Science teacher Aaron Butler of Capital High School in Boise, Idaho, spends “a significant portion” of his AP Environmental Science course on climate change and the evidence behind it. The reason for this is simple, he says: “We spend 99 percent of our time on evidence-based science.”

In the back of my mind is always the worry that I will be confronted by a parent that sees this issue solely as a political issue.

But Butler lives in a state that, as of February, removed climate change language from its version of the NGSS. With that change, his students now learn lessons that are much different than those even students in neighboring schools might be taught.
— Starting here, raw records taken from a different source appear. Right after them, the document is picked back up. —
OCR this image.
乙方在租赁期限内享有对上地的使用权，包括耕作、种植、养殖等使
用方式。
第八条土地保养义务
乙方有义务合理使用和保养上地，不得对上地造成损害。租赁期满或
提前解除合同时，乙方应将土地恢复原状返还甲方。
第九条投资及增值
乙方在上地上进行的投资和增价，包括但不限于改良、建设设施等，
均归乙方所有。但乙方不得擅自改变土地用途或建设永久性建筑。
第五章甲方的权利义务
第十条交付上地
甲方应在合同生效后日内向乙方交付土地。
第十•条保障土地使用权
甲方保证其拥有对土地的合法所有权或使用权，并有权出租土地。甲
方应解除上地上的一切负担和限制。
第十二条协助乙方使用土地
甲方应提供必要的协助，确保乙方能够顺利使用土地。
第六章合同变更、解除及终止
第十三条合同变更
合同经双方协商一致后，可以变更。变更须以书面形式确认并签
Plus, there’s always the threat of controversy, says Butler.

“It’s a tough topic to teach,” he says. “In the back of my mind is always the worry that I will be confronted by a parent that sees this issue solely as a political issue.”

Walking a fine line

Many science teachers find themselves as conflicted as Butler: They recognize the importance of teaching the next generation about climate science, but fear repercussions. So, to straddle that difficult line, a teacher will teach “both sides.”
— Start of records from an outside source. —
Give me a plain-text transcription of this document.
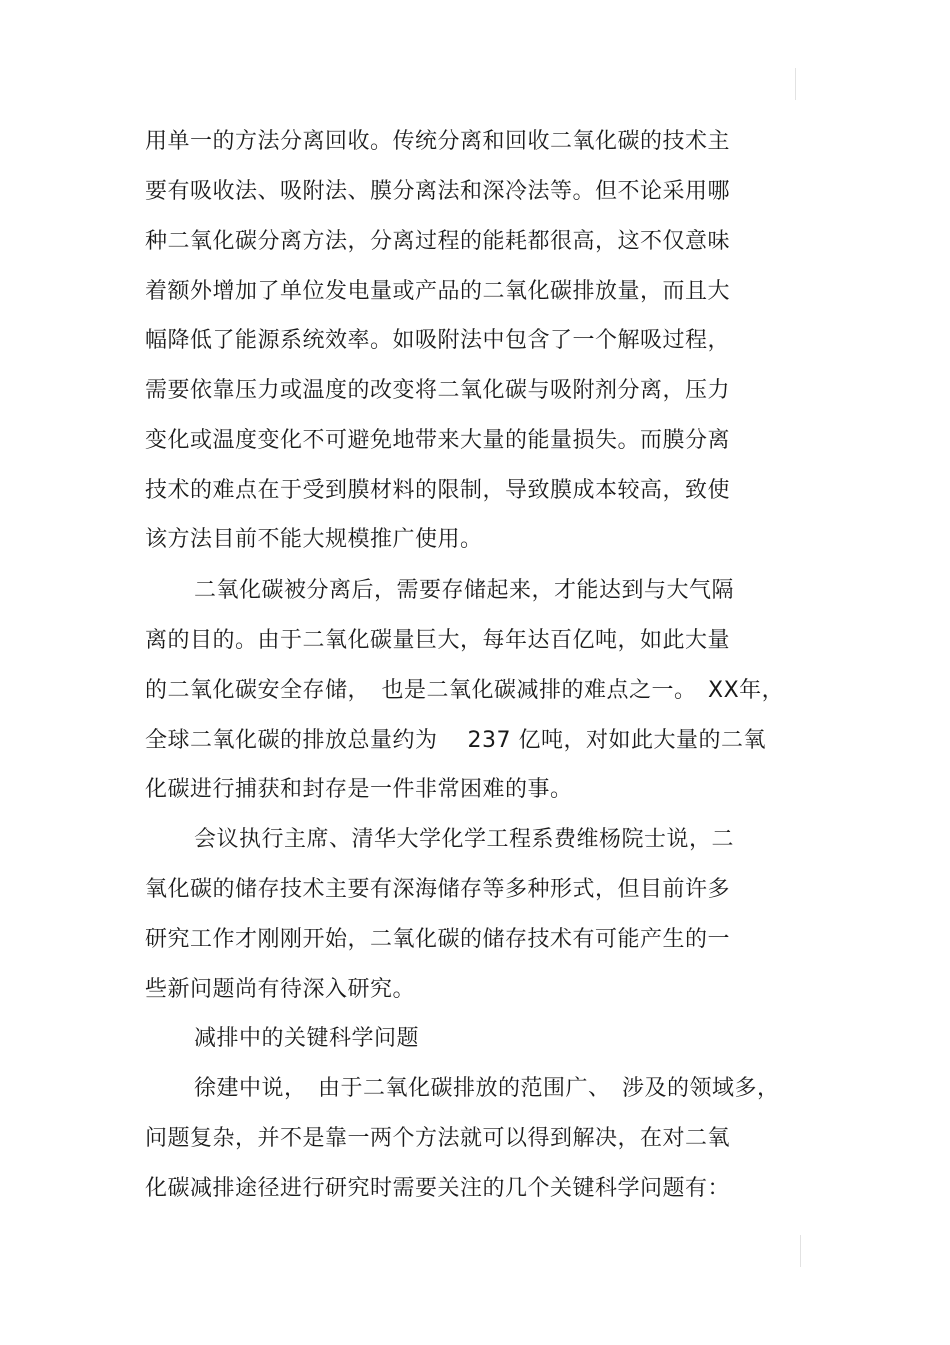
用单一的方法分离回收。传统分离和回收二氧化碳的技术主
要有吸收法、吸附法、膜分离法和深冷法等。但不论采用哪
种二氧化碳分离方法，分离过程的能耗都很高，这不仅意味
着额外增加了单位发电量或产品的二氧化碳排放量，而且大
幅降低了能源系统效率。如吸附法中包含了一个解吸过程，
需要依靠压力或温度的改变将二氧化碳与吸附剂分离，压力
变化或温度变化不可避免地带来大量的能量损失。而膜分离
技术的难点在于受到膜材料的限制，导致膜成本较高，致使
该方法目前不能大规模推广使用。
二氧化碳被分离后，需要存储起来，才能达到与大气隔
离的目的。由于二氧化碳量巨大，每年达百亿吨，如此大量
的二氧化碳安全存储，　也是二氧化碳减排的难点之一。　XX年，
全球二氧化碳的排放总量约为　 237 亿吨，对如此大量的二氧
化碳进行捕获和封存是一件非常困难的事。
会议执行主席、清华大学化学工程系费维杨院士说，二
氧化碳的储存技术主要有深海储存等多种形式，但目前许多
研究工作才刚刚开始，二氧化碳的储存技术有可能产生的一
些新问题尚有待深入研究。
减排中的关键科学问题
徐建中说，　由于二氧化碳排放的范围广、　涉及的领域多，
问题复杂，并不是靠一两个方法就可以得到解决，在对二氧
化碳减排途径进行研究时需要关注的几个关键科学问题有：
A 2015 study published by researchers at Oklahoma State University (OSU) analyzed the reactions of Oklahoma science teachers who teach climate change; 89 percent of surveyed teachers agreed that they should teach or discuss both sides of the controversy about global warming.

The problem is, teaching “both sides” gives validity to the idea that there’s actually no fixed consensus about human-caused global warming, when, in fact, there is. (Just ask NASA.)

There is, however, validity to teachers using the “both sides” tactic. The authors of the OSU study argue that teaching both sides — which they called an “everyday act of resistance” — may be one way to address issues that are historically controversial while still covering the actual science. In other words: It’s better than nothing.

Of course, it’s not that there’s no room for debate in climate science, says the study’s co-author, Nicole Colston, Ph.D. “It’s that the debate shouldn’t be over climate change actually existing.” Rather, it should be about related topics, such as humanity's response to climate change or the effectiveness of new adaptation technologies.

Another way to teach climate science is within the forum of an open (and structured) debate, says Shawn Otto, science writer and author of The War on Science: Who’s Waging It, Why It Matters and What We Can Do About It. In his book, Otto advocates teaching “science civics,” by which students learn the historical and political contexts of scientific discoveries and how that context influences policy.

A good way to live “science civics” is through a classroom debate. To prepare, students research the context of a particular controversial subject. That prep teaches them the “difference between knowledge- based scientific arguments against versus the anti-science propositions and the nonscientific, emotionally persuasive rhetorical arguments in favor,” writes Otto.

And being able to tell the difference matters. “[Today’s students] will be involved in helping provide solutions,” says Gundle of the Ballard Maritime Academy. “The sooner we start, the better.”